Requirements
Operating systems
FileAudit supports the following operating systems for Audit service installation (as for Console installation):
- Windows 11
- Windows Server 2022
- Windows Server 2019
- Windows Server 2016
- Windows 10
- Windows Server 2012 R2
- Windows 8.1
- Windows Server 2012
- Windows 8
- Windows Server 2008 R2
- Windows 7
The .Net Framework 4 is required.
Take note that retrieving the IP address of the computer from which the access attempt has been performed through the network is supported for Windows 2008 R2 or higher File servers.
Hard disk
FileAudit installation files and folders require 60 MB of free hard disk space.
Additionally you have to consider the disk space consumed by the database to keep the file access events history: an access event audited by FileAudit consumes 0.5 KB of disk space when saved in the database. You can easily estimate the evolution of the database size by multiplying this value by the average number of access (known or observed during the test phase).
Database
FileAudit supports the following database systems:
- Microsoft Access database file (mdb)
- Microsoft SQL Server Express 2008/2008 R2/2012/2014/2016
- Microsoft SQL Server 2008 and newer
- MySQL 5.6 and higher
- SQLite
To facilitate FileAudit evaluation, the installation package integrates an "SQLite database" to archive all file access events.
We invite you to check the database size evolution during the first days using FileAudit to confirm that the database system you have chosen is correctly designed for your environment.
Take note:
-
An access event audited by FileAudit consumes 0.5 KB of disk space when saved in the database.

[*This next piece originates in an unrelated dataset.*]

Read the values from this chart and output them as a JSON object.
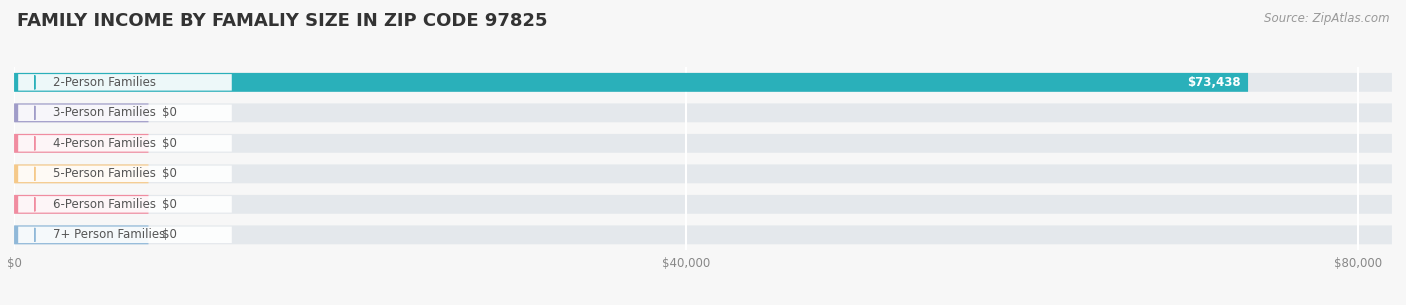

You can easily estimate the evolution of the database size by multiplying this value by the average number of access (known or observed during the tests phase).
-
FileAudit provides some tools to manage the database size evolution.
Protocols & ports
FileAudit requires that these two protocols be authorized from the FileAudit service to the target audited systems:
- File and Printer Sharing for Microsoft Networks - SMB TCP 445
- ICMP - Ping
The Fileaudit service is configured by default as a "LocalSystem" account in order to scan the Microsoft Security logs of the local machine audited.
In the case of a remote machine audit, please note that this scan process requires at least local administrator privileges on the target machine, in which case you will need to add the appropriate account in the following section : Accounts
Please also ensure that 'Remote Event Log Management' (Windows 2008 and higher) is enabled in the Firewall Exceptions list.
The FileAudit console uses by default the TCP port 2000 to connect remotely to a FileAudit service. This specific port can be modified on the 'Service' settings.
When connecting FileAudit service to a remotely server, the Remote registry service must be enabled and started on the remotely audited system.
In the Windows Firewall, ensure that the "Remote Event Log Management" feature is allowed.
In case of Cloud Provider auditing TLS 1.2 is required.
Security log size
In order to allow FileAudit to properly scan the audit logs, ensure that the security log contains at least a half hour of data. To do this, we recommend setting the security log size at 250MB.
Display resolution
FileAudit requires a minimum resolution of 1024 x 768.
FileAudit has certain limitations in cluster environments. It can only work with failover clusters (active/passive nodes). When the node changes, FileAudit needs to reconfigure the correspondence between drives names and their logical names via a manual operation.
Advanced:
If you have a large amount of servers to audit (15+), please open a ticket with our support team with details of your environment to confirm if additional requirements are needed for an optimal installation.